Humanity has a tendency to forget that.
ALL LIFE is signifigant, no matter how small. Humans have an ego that since they are sentinet, they have power over all other things that are not. That they have a right to destroy life.
What gives humanity the right to do the things they have done? You have said it yourself in your article.
“In literature when meeting alien races and in every day life, but also it is the standard that we judge what animals we keep as pets, and which are fit to eat. The fewer of these traits an animal seems to poses the more inclined we are to consume it without guilt.”
i dont know of any living thing that doesnt have those attributes on one level or another. All animals do, for one. All forms of life are sentient. Those aren’t traits to define humanity, because they apply to all. People think its wrong to eat puppies but not wrong to eat pigs, what is that? In many cultures pigs were kept as dogs. When its written ”The fewer of these traits an animal seems to posess..” the keyword is seem, because they all posses them though a fish might not be able to show it. It’s just a matter of our ignorance.
”it seems we are now subject to the ‘human condition’” I agree with this; all otherkin are human as they are in human bodies and are subject to the same fallacies. Like Judah said, humans have a severe case of xenophobia and superiority complex, thinking they are apart and above everything else, when in truth there is only one.
First off: The “human trait” of fearing that which is not understood is a generalization, not an enduring trait at all. Some humans don’t, in fact, fear what is not understood, and some, though a scant few, have actually based their lives on the pursuit of knowing the unknown. Some did this to alleviate that fear, but some have done it out of sheer curiosity, open-mindedness and a thirst to understand.
Second: Compassion sits in the same boat. It’s not an inborn human trait to be compassionate. Some humans are not.
Sentience and fallibility, I’ll agree with. Mortality, I’ll disagree with, except in the purely bodily sense. Humans have souls that live on after death (most of the time). In this sense, humans and otherkin are no different.
I will also agree that all life is significant…however, all life is not sentient, including and especially a fish. It’s not a matter of whether or not they can show it. If sentience is equated with self-awareness, then an animal with a three-second memory span can’t be sentient (this is biologically speaking), as it can’t be self-aware. The possession of a Self requires a standing memory. Otherwise what you have is an entity with an ephemeral mind, only conscious at any given moment of what is right in front of it. Consciousness and self-awareness are two different things.

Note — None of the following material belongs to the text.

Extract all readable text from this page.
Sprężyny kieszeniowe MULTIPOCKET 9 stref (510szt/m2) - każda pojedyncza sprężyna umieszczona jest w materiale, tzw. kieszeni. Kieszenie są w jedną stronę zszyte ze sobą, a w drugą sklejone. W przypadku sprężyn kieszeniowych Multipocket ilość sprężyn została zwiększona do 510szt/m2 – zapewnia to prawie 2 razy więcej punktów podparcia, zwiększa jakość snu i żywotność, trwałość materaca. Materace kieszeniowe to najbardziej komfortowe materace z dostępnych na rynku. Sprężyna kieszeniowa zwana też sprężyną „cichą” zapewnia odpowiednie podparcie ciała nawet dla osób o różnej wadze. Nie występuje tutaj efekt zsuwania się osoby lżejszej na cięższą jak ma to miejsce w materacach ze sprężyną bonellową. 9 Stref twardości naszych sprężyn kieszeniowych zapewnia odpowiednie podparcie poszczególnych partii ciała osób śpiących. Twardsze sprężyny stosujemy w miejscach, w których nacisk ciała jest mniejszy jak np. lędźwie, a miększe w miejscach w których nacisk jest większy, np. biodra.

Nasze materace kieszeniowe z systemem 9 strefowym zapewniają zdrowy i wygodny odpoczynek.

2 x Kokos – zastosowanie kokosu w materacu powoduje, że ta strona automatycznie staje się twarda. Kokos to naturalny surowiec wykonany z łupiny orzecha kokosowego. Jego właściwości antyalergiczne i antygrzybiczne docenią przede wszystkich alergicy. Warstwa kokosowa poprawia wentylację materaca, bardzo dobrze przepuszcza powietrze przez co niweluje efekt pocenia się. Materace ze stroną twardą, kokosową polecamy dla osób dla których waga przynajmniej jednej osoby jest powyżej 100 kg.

Of course, on a spiritual level, all life is on equal footing. All life is sacred and on some level, conscious.
That whole bit about this factor of “human” traits deterring humans from eating certain animals, like Lion pointed out, is ridiculous. Pigs are among the most intelligent animals alive but ham sells in every corner deli. The only animals about which I could say this is true are simians, and that’s probably only because of how startlingly close humans are to them genetically. Again, like Lion pointed out, different cultures eat different animals…travel the world for long enough and you’ll find a group of people who eats just about everything (including monkeys and even other humans).
But to wrap this up, since I’ve already overanalyzed this, this definition of humanity could use some work. Defining humanity is probably the biggest obstacle to defining otherkin, since about the only thing that defines all otherkin straight across the board is their “otherness” with regard to humanity.
Look deeply into this issue and you’ll come to learn somethign important about both groups, which joins them together.